Es así que todo empezó, como en el vacío de esta hoja en blanco donde mi lápiz sólo se atrevió a ensayar un punto. Es desde un punto en el vacío pavoroso que estalló la vida y se expandió sin tiempo en una suave y curvada línea que al fin retorna, como fiel amante, al tierno descanso del punto final. Y allí se duerme para reparar en un sueño melodioso y azul, las almas maltrechas y las palabras ajadas.

Un punto eterno que estalla incontenible (o que se apaga quedamente en la plenitud del vacío) es todo lo que hay y todo lo que habrá. Lo eterno de la vida y de la muerte, el caos latente de lo que está por ser y no ser.

Es así que todo empezó y todo empezará en un punto.
Un punto perfecto, sin bordes y sin centro. Un círculo casi nulo, continente de la nada y también del todo.
Un punto invisible, inasible e inaccesible, tan pequeño como un infinito y tan inmenso como una lágrima no llorada.

Convergencia de toda la luz y de toda la sombra; de todas las palabras y de todos los silencios.

El nudo eterno; la síntesis esencial; la conciencia unificada...


El tiempo sin tiempo...


Como mínima luciérnaga emergiendo tímida desde el fondo oscuro y denso del cosmos infinito, así empezó este tiempo sin tiempo mío. Minúsculo destello de luz transmutado en pasajera desorientada e indefensa que mira por la ventanilla de la vida sin comprender ni el paisaje ni el sentido ni su último destino.

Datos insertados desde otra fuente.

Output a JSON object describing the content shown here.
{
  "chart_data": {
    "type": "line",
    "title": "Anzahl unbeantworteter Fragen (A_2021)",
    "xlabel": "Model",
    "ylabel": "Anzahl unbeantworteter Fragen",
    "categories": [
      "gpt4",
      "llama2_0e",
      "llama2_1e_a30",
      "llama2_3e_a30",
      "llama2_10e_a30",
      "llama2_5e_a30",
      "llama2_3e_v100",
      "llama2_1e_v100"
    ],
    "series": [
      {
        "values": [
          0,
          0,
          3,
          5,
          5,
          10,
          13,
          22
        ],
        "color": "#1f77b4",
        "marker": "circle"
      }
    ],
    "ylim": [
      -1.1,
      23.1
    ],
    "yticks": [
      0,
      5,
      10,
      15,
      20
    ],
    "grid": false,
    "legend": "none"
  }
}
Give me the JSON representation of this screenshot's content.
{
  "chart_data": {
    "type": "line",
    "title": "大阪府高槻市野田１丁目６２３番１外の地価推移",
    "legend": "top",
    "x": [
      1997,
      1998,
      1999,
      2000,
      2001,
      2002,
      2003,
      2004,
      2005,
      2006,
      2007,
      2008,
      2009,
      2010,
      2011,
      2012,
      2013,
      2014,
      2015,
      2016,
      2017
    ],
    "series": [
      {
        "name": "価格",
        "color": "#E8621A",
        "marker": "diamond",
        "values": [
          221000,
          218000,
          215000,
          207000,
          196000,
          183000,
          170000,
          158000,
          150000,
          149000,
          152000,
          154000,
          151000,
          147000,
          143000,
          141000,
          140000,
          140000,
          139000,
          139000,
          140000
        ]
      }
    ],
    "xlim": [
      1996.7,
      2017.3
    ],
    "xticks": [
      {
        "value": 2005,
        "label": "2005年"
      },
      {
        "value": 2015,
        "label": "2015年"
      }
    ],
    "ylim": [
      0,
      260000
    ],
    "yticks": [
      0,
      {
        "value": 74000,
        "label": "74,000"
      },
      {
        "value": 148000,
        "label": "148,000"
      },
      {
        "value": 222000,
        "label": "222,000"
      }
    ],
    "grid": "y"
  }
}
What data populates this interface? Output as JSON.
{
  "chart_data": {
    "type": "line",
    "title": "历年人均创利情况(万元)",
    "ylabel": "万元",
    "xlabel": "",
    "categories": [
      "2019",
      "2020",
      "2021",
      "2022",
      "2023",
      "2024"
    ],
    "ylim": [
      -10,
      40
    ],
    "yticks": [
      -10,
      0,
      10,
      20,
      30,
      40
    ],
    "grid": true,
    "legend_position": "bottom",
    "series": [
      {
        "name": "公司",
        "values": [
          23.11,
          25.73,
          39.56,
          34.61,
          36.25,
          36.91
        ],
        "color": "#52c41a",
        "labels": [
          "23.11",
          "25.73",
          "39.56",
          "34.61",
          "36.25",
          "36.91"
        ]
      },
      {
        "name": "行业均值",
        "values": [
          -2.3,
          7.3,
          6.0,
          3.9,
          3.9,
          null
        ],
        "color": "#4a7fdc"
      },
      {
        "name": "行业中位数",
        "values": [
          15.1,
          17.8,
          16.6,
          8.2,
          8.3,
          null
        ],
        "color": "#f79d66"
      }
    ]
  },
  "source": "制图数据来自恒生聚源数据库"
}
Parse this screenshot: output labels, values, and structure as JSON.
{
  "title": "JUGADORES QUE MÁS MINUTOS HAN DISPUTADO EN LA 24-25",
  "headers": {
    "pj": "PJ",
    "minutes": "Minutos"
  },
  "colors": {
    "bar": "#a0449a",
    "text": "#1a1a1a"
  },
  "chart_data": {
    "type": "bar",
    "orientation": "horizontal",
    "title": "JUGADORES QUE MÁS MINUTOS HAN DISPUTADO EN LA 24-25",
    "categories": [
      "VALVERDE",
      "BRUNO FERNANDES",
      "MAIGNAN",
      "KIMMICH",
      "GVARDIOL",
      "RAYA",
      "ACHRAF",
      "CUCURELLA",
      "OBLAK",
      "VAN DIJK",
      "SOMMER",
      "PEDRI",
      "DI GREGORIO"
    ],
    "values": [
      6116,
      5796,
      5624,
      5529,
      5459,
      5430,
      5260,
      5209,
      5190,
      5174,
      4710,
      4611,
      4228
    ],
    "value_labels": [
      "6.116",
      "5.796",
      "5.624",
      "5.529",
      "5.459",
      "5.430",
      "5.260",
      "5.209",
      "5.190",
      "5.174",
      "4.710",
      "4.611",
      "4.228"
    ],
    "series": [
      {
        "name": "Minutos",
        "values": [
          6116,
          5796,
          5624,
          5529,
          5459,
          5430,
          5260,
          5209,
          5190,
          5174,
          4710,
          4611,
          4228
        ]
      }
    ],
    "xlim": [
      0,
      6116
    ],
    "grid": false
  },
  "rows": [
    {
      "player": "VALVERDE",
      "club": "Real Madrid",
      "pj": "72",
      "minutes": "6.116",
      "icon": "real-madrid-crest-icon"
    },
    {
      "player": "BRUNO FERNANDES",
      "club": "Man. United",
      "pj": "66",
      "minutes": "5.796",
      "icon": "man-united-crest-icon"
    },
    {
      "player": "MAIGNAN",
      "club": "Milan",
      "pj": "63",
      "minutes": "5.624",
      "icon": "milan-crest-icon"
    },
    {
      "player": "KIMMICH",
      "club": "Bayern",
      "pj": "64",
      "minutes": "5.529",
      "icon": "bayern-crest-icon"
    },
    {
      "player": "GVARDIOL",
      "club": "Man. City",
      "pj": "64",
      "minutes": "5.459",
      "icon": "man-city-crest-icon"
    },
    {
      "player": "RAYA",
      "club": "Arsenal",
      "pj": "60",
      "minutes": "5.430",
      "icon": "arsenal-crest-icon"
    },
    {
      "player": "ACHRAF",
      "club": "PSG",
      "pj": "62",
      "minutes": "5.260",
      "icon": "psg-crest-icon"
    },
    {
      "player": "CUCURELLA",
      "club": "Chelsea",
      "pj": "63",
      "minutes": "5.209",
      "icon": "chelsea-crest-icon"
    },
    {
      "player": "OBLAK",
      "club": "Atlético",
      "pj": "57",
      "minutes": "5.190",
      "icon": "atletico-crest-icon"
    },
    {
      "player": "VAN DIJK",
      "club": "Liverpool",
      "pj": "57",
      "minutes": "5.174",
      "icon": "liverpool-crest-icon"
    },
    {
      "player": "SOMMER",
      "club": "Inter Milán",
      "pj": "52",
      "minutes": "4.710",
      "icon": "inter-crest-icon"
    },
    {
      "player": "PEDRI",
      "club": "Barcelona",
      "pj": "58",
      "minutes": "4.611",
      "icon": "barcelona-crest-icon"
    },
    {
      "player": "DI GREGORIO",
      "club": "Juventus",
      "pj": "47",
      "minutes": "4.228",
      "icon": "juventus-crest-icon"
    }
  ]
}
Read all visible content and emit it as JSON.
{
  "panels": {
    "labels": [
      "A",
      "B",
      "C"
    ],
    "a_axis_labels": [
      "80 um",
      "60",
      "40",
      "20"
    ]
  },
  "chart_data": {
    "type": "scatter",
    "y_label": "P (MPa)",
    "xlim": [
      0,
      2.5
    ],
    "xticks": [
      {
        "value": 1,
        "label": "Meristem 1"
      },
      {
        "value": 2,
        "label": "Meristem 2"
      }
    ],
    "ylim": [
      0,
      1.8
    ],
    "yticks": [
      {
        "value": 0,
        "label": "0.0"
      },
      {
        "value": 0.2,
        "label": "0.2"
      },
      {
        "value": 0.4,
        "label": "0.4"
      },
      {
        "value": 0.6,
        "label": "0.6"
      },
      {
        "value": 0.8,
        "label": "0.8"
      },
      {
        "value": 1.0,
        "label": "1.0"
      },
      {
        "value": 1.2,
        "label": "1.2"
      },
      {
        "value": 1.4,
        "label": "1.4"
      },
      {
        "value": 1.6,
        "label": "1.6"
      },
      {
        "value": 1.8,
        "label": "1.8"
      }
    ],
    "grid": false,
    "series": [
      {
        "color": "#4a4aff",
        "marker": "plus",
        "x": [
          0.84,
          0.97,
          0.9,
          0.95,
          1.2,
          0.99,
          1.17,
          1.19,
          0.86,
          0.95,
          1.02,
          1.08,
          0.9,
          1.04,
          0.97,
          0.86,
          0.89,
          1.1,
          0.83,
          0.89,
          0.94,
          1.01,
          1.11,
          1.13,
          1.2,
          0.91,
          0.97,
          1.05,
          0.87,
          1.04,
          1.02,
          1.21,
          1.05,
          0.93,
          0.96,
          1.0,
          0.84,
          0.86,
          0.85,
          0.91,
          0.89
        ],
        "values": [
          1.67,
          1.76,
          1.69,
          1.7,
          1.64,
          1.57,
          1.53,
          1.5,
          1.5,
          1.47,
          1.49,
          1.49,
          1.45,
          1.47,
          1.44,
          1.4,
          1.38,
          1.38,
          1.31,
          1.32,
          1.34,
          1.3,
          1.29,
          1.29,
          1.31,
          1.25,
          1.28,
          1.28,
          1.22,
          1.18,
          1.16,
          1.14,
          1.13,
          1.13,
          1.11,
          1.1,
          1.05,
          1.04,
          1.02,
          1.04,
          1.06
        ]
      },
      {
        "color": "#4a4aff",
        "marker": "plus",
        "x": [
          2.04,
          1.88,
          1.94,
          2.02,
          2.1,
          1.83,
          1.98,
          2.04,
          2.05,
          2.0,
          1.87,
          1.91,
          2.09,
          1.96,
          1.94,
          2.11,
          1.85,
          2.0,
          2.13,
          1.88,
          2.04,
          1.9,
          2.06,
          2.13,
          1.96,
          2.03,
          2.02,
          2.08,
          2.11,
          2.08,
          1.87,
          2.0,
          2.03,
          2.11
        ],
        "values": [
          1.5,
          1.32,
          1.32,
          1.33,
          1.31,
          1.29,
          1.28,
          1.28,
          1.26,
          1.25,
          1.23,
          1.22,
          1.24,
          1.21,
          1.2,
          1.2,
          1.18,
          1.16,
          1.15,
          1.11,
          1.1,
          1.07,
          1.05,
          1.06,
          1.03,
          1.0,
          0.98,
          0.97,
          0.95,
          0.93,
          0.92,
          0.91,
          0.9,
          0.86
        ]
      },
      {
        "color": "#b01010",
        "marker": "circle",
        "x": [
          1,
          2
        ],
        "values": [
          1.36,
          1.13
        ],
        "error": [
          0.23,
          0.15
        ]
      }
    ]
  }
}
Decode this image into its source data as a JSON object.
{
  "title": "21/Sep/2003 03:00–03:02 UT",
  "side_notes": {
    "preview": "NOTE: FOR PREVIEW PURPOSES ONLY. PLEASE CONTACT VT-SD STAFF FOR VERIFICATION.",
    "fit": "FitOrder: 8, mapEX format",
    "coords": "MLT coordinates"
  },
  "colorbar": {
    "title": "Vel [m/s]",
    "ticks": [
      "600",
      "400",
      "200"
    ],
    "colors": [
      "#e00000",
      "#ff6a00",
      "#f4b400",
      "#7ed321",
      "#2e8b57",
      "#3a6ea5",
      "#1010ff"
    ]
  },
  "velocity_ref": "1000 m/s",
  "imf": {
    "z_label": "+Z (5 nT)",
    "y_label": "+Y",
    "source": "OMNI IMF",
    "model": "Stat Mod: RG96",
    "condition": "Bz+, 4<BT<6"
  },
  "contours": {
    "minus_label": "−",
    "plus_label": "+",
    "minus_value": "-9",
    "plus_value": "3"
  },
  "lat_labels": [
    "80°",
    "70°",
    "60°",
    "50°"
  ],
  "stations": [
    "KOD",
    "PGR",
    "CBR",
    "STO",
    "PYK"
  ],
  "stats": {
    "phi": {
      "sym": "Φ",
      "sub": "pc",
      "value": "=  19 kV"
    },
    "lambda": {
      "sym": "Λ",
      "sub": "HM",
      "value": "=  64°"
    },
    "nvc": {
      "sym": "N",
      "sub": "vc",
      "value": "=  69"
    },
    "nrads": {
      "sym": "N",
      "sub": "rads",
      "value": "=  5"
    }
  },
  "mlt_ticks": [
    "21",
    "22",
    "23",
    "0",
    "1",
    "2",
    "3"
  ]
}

Una insignificante estrella fugaz que fulgura por un segundo en el cielo profundo de la eternidad. Un alma encarnada que apenas comienza a entender que sólo percibe pasados, que todo lo que cree conocer es lo que ha aprendido tiempo atrás. Mente equivocada y febril que supone imaginar lo que es inimaginable y que construye futuros proyectando los errores maquillados de sus propios pasados.

Absurda cazadora de presentes inasibles, escurridizos e imposibles. Presentes que se escapan con el vértigo con que los futuros huyen de la percepción y de las ilusiones y que desde mi ventanilla sólo puedo ver como uno tras otro van quedando atrás, lejanos y perdidos en nuevos pasados.

La materialidad de mi cuerpo, los sentidos falibles, la mente entrenada para reconocer lo que supongo concreto y tangible, el ego construído a los golpes y a ciegas, los sentimientos condicionados por la realidad de lo irreal. Todo, en definitiva, será pasado. Seré pasado para esta ficción nacida de la ilusión de lo temporal, pero cuando regrese al infinito profundo del tiempo sin tiempo seré presente perpetuo.